Solving Integral with Constant \Phi

[Petar Mali]

Homework Statement

Solve integral

$$\int \frac{(1+\Phi)+\Phi e^{-x}}{(1+\Phi)-\Phi e^{-x}}dx$$

where $$\Phi=const$$

Homework Equations

The Attempt at a Solution

$$\int \frac{(1+\Phi)+\Phi e^{-x}}{(1+\Phi)-\Phi e^{-x}}dx=\int\frac{1+\Phi}{(1+\Phi)-\Phi e^{-x}}dx+\int\frac{\Phi e^{-x}}{(1+\Phi)-\Phi e^{-x}}dx$$

$$(1+\Phi)\int\frac{dx}{(1+\Phi)-\Phi e^{-x}}$$

$$(1+\Phi)-\Phi e^{-x}=t$$ $$1+\Phi-t=\Phi e^{-x}$$

$$\Phi e^{-x}dx=dt$$

$$\frac{1}{1+\Phi-t}=\frac{A}{1+\Phi-t}+\frac{B}{t}$$

I got

$$A=B=\frac{1}{1+\Phi}$$

So I got if I don't write constant

$$(1+\Phi)\int\frac{dx}{(1+\Phi)-\Phi e^{-x}}=ln[\frac{(1+\Phi)-\Phi e^{-x}}{\Phi e^{-x}}]$$

For second integral I got without constant

$$\int\frac{\Phi e^{-x}}{(1+\Phi)-\Phi e^{-x}}dx=ln[(1+\Phi)-\Phi e^{-x}]$$


So


$$\int \frac{(1+\Phi)+\Phi e^{-x}}{(1+\Phi)-\Phi e^{-x}}dx=2ln[\frac{1+\Phi-\Phi e^{-x}}{\Phi e^{-x}}]+C$$

Is this solution correct?
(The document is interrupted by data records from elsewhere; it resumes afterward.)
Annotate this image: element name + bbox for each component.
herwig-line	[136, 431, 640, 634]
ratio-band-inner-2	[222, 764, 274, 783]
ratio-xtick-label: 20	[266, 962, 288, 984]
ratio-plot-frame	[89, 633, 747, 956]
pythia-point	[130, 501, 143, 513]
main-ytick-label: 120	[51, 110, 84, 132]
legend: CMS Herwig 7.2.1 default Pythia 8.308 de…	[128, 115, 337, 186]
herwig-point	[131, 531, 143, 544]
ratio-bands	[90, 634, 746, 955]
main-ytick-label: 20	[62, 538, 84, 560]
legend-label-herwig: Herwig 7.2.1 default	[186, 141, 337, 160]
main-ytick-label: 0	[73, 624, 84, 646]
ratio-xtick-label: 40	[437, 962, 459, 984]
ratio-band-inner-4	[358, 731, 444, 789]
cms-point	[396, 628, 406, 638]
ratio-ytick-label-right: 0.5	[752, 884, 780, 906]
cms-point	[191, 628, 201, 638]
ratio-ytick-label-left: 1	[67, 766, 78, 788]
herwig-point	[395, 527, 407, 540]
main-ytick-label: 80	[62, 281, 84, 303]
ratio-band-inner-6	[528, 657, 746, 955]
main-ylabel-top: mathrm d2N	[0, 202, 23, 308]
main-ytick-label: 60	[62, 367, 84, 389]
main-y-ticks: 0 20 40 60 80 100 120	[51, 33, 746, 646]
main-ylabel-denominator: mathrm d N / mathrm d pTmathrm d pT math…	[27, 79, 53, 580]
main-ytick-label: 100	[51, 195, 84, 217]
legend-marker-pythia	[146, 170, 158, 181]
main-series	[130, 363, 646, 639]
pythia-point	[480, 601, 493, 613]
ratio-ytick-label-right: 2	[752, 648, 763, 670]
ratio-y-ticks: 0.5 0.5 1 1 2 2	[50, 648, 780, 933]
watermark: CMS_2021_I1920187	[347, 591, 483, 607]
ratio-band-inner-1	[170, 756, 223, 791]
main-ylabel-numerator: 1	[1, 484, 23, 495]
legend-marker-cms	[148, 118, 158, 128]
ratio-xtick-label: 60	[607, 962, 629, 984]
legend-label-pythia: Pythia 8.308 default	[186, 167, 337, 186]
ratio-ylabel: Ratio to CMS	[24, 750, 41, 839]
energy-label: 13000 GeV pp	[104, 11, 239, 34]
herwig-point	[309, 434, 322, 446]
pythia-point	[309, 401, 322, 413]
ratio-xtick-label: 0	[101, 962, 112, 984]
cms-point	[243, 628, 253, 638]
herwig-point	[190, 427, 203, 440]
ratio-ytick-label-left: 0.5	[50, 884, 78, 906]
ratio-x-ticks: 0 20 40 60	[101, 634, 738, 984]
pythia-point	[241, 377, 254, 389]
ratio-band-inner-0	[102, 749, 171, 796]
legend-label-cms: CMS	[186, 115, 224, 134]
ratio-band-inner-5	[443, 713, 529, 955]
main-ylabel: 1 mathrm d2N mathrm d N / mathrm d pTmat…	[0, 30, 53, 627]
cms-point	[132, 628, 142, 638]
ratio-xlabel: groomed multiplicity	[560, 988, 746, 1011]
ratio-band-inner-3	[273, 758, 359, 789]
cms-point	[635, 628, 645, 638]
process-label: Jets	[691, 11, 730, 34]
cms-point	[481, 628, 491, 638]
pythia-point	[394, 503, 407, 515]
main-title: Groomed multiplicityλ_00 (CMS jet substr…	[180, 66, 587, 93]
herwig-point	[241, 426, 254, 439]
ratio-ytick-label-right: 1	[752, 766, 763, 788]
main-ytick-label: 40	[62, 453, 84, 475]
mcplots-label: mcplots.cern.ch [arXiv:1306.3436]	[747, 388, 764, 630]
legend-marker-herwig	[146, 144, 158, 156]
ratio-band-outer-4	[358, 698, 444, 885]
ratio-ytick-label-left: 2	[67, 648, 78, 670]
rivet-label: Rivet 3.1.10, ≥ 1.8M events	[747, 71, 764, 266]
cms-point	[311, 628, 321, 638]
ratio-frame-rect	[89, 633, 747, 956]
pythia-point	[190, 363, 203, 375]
Thanks for your answer!

 

[rl.bhat]

Rewrite the given problem as
1 + [2φ*e^-x/(1 + φ - φe^-x)...(1)
If t = 1 + φ - φe^-x
dt = ...?
Substitute these values in eq. 1 and find integration.